H&M, Zara… Quand les grandes marques pillent les artistes

Plagier pour mieux régner ! Tels seraient désormais les maîtres-mots dans l’univers impitoyable de la mode. Un véritable phénomène qui gangrène le monde de la création au détriment des artistes indépendants. Dernier exemple en date : H&M qui remet en cause les droits des street artistes à maîtriser l’usage de leurs œuvres… Attention, création en danger !

Se distinguer à tout prix d’une concurrence féroce, par les collections mais aussi par le marketing, tel est l’objectif principal des marques de prêt-à-porter. Pour le remplir certaines sont prêtent à tout, même voler et abuser… des artistes indépendants.

C’est au tour d’H&M d’être sous le feu des projecteurs. Le géant suédois s’est en effet attiré les foudres d’artistes et internautes, déclenchant en quelques heures un torrent de réactions et un appel au boycott immédiat. La raison de ce bad buzz ? Sa nouvelle campagne publicitaire « New routine ». Pas de polémique raciste comme cela avait pu être le cas il y a quelques mois, mais un non-respect de copyright. Le street artiste américain Revok (aka Jason Williams) a remarqué que le shooting de cette nouvelle collection streetwear s’est tenu devant l’une de ses fresques.

Problème : l’artiste n’a jamais été contacté par l’entreprise pour une quelconque demande d’autorisation. Revok se retrouve donc associé à la marque et à son image… sans le vouloir. L’artiste a donc fait appel à la Justice. Loin de faire profil bas, l’empire a contre-attaqué en portant à son tour plainte contre l’artiste, considérant que « Le droit à la protection de l’œuvre est un privilège judiciaire fédéral qui ne s’étend pas aux œuvres créées dans l’illégalité« . H&M serait-il en train de considérer le street art comme un acte de vandalisme et non de l’art ? Étrange défense quand on connaît l’intérêt de la marque, et plus généralement de la mode, pour ce mouvement de la culture urbaine…

Staubsaugerbeutel on Instagram

Face à l’appel au boycott suivi et relayé par des milliers de personnes, H&M a cependant vite fait machine arrière et retiré sa plainte. Mais le débat est lancé, remettant en question le statut d’artiste pour tous les créatifs urbains. En effet, si le tribunal en charge de l’affaire avait statué en faveur d’H&M, il aurait pu créer une jurisprudence et ainsi priver toutes œuvres d’art urbain de la protection de copyright et de droit à la propriété intellectuelle.

David contre Goliath

Le cas n’est malheureusement pas isolé et le monde de la mode est régulièrement mis en cause dans de telles affaires. Des scandales qui touchent toutes les sphères, amenant souvent les créatifs indépendants à se battre contre des géants de fer. Kesh s’est ainsi attaqué au grand Versace, Rocio Canero, Tuesday Bassen, Boris Schmitz, Quibe et Annes Bil à Zara… Des combats qui enflamment la toile aussi vite qu’ils ne disparaissent, noyés par les tous-puissants empires internationaux.

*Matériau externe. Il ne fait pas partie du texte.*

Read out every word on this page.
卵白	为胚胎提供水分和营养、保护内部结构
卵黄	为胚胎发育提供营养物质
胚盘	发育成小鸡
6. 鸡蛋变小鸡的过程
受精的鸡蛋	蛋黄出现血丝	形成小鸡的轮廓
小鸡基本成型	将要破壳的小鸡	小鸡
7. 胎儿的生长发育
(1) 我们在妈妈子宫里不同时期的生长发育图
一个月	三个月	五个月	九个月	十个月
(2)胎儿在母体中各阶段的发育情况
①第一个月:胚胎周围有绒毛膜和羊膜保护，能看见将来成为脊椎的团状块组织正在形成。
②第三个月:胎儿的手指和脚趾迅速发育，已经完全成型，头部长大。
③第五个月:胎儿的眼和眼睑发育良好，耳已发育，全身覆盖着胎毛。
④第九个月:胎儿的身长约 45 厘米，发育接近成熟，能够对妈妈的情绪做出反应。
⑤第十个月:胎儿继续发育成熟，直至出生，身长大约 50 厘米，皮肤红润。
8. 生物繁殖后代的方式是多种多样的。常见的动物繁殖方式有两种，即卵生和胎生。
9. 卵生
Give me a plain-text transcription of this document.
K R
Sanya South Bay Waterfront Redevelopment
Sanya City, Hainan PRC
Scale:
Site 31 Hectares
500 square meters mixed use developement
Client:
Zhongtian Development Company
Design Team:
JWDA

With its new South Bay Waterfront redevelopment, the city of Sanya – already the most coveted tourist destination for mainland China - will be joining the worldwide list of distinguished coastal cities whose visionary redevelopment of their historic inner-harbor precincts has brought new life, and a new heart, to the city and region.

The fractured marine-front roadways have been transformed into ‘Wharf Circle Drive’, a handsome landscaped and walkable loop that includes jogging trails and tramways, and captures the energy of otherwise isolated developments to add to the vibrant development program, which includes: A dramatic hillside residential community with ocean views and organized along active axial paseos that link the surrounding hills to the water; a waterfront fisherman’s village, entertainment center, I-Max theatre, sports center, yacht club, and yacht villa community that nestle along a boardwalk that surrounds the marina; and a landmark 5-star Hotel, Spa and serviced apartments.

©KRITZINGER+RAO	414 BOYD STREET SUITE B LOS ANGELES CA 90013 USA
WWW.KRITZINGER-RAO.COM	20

Même si les réseaux sociaux offrent un porte-voie à tout à chacun, l’écart est creusé et les grands groupes ne manquent pas de le rappeler à leurs « petits » détracteurs. Tuesday Bassen, jeune illustratrice indépendante (tout de même suivie par 92 000 abonnés sur Instagram), en a fait les frais lorsqu’elle a reçu la réponse des représentants de Zara face à ses accusations de plagiat, qui ne voyaient « pas comment une partie de la population mondiale pourrait faire le rapprochement entre ses créations et celles de Tuesday Bassen ». Ils n’ont également pas manqué de lui rappeler gentiment que 98 millions de personnes consultaient le site internet de Zara chaque jour à travers le monde, ne réduisant les remarques de ses soutiens qu’à un léger écli dans leur doigt…

Mais attention chers Goliaths, les artistes sont petits mais de plus en plus nombreux à s’élever. Une collaboration ne serait-elle pas plus stimulante ?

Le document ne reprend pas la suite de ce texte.